Releases: Mmorgan-ML/Neuromodulatory-Control-Networks
NCN-18M-TinyStories-v1.0
Neuromodulatory Control Networks (NCN) – 18M TinyStories Model (v1.0)
Overview
This release introduces the first public implementation and trained checkpoint of the Neuromodulatory Control Network (NCN) architecture. NCNs are biologically inspired control modules that dynamically modulate attention precision, residual-stream gain, and FFN gating within a Transformer. The goal is adaptive, context-dependent processing with negligible runtime overhead.
This release includes:
- Full PyTorch (with optional custom CUDA kernels) implementation of the NCN architecture
- Training utilities, analysis scripts, and convergence diagnostics
- An 18M-parameter NCN model trained on 1 epoch of TinyStories, achieving PPL ≈ 4.5
Model Summary
- Parameters: ~18M
- Architecture: Transformer + NCN controller (layer-wise gain, precision, and gating modulation)

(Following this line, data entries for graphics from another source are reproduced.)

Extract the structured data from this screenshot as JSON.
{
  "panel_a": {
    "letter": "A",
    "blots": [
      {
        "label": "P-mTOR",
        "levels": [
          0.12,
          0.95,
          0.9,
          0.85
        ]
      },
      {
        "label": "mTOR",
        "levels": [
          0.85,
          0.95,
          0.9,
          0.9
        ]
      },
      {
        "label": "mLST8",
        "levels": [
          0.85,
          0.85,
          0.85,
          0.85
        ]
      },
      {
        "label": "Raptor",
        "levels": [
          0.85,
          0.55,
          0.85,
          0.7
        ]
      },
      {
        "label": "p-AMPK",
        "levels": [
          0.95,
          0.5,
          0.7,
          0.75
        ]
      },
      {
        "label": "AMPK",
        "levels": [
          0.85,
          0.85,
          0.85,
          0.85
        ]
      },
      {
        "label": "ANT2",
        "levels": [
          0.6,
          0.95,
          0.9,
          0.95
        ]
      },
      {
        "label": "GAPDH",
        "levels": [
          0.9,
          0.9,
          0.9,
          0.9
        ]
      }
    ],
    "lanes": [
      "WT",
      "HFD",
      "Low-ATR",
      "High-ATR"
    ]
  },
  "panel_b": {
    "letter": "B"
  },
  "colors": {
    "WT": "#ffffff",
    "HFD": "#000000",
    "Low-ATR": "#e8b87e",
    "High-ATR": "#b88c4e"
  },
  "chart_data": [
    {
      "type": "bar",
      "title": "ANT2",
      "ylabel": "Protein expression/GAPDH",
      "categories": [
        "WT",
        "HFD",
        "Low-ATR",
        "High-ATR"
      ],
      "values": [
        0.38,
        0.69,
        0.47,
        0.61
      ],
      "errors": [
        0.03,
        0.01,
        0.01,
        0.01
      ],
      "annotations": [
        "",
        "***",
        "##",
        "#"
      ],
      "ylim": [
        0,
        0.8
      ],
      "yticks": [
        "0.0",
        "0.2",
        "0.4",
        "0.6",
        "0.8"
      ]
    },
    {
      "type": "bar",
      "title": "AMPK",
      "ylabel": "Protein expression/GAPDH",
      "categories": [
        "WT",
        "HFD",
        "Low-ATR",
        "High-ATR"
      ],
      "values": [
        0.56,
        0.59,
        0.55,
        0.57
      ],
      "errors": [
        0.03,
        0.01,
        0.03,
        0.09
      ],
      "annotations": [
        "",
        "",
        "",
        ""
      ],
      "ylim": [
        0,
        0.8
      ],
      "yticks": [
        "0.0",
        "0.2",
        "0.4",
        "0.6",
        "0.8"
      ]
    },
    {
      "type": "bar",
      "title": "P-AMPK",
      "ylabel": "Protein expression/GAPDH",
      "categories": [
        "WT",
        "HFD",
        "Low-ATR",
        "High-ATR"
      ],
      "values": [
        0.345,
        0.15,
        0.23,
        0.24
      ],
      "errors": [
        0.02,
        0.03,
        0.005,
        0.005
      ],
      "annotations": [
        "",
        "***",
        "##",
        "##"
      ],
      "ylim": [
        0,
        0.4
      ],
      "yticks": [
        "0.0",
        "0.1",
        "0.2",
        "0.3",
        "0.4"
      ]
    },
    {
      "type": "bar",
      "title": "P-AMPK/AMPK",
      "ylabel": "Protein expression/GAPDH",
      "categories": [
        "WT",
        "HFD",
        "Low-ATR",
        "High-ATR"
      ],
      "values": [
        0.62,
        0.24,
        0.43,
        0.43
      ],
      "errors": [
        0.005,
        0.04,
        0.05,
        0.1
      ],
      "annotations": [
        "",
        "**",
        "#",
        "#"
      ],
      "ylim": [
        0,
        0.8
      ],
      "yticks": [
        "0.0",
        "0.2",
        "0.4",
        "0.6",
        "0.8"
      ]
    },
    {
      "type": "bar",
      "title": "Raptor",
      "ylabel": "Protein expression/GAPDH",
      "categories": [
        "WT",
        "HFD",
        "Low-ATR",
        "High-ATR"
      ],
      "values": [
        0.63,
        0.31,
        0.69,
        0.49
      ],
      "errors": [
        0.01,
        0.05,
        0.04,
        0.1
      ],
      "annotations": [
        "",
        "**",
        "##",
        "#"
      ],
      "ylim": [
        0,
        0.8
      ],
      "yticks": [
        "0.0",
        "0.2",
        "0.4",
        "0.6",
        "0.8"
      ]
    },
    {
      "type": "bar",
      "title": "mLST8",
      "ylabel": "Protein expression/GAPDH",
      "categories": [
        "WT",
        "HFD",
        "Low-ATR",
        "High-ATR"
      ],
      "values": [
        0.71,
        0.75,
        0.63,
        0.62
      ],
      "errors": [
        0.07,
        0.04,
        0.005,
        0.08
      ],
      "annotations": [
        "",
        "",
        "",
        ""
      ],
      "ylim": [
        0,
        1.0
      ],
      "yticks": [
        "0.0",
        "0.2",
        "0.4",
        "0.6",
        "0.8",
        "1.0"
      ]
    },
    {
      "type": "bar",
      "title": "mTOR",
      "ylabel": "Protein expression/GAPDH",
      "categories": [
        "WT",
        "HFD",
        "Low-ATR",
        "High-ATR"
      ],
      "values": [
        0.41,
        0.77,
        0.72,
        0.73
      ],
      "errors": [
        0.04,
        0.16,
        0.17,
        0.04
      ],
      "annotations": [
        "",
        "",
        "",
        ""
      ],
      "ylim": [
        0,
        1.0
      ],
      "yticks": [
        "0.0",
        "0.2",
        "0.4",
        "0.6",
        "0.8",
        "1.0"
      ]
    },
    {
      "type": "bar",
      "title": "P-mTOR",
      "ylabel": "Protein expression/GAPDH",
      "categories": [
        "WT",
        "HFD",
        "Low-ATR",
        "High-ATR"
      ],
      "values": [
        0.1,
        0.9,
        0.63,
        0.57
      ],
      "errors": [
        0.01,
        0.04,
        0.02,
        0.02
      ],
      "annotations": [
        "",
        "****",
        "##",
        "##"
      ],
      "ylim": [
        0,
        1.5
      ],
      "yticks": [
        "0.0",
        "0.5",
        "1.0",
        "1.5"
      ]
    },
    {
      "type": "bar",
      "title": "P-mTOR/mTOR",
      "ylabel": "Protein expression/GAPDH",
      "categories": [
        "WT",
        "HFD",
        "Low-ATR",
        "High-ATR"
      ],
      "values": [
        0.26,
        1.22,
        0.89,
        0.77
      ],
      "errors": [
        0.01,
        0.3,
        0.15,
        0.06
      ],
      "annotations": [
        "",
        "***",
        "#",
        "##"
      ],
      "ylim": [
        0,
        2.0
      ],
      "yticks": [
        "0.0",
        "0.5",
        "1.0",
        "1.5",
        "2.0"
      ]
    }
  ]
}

- Training Data: TinyStories (1 epoch)
- Validation Perplexity: ~4.52
- Tokenizer: GPT-2 BPE (custom loader included)
Key Features
-
Neuromodulatory Control Network:
Produces layer-wise scalar modulation signals for gain, attention precision β, and FFN gating γ. -
Dynamic Attention Precision:
Controls entropy of attention (inverse temperature) without interfering with KV-cache efficiency. -
Homeostatic Regularization:
Penalizes deviations from neutral modulation, ensuring numerical and training stability. -
Salience Pooling Mechanism:
Extracts global context for tonic input while combining with token-level phasic inputs. -
Training & Analysis Tools:
- Distributed Data Parallel (DDP) support
- Automatic Mixed Precision (AMP)
- Perplexity/convergence analysis via
ppl_analyze.py - Loss and Sample Efficiency analysis via
sample_efficiency_analyze.py - Inference and neuromodulation testing of checkpoints via
analyze_ncn.py - .txt to .bin conversion for training via
prepare_data.py
Contents
ncn_architecture/– NCN + modulated Transformer implementationgpt2_tokenizer_files– GPT2 tokenizer filestrain.py– Training script with resumption and loggingassets/– Training graphs and analysis outputslogs/- Full training .log file for 18M run on TinyStories
Checkpoint Details
The included checkpoint is the final state of the 18M NCN model after 1 training epoch on TinyStories.
Intended Use
This release is intended for:
- Researchers exploring biologically inspired control mechanisms in LLMs
- Developers investigating dynamic modulation approaches beyond static Transformers
- Experimentation with small, interpretable architectures
This checkpoint is not optimized for production or safety-critical applications.
License
This release is provided under Creative Commons Attribution-ShareAlike 4.0 International (CC BY-SA 4.0).
Tokenizer files may include licenses consistent with the original GPT-2 tokenizer specification.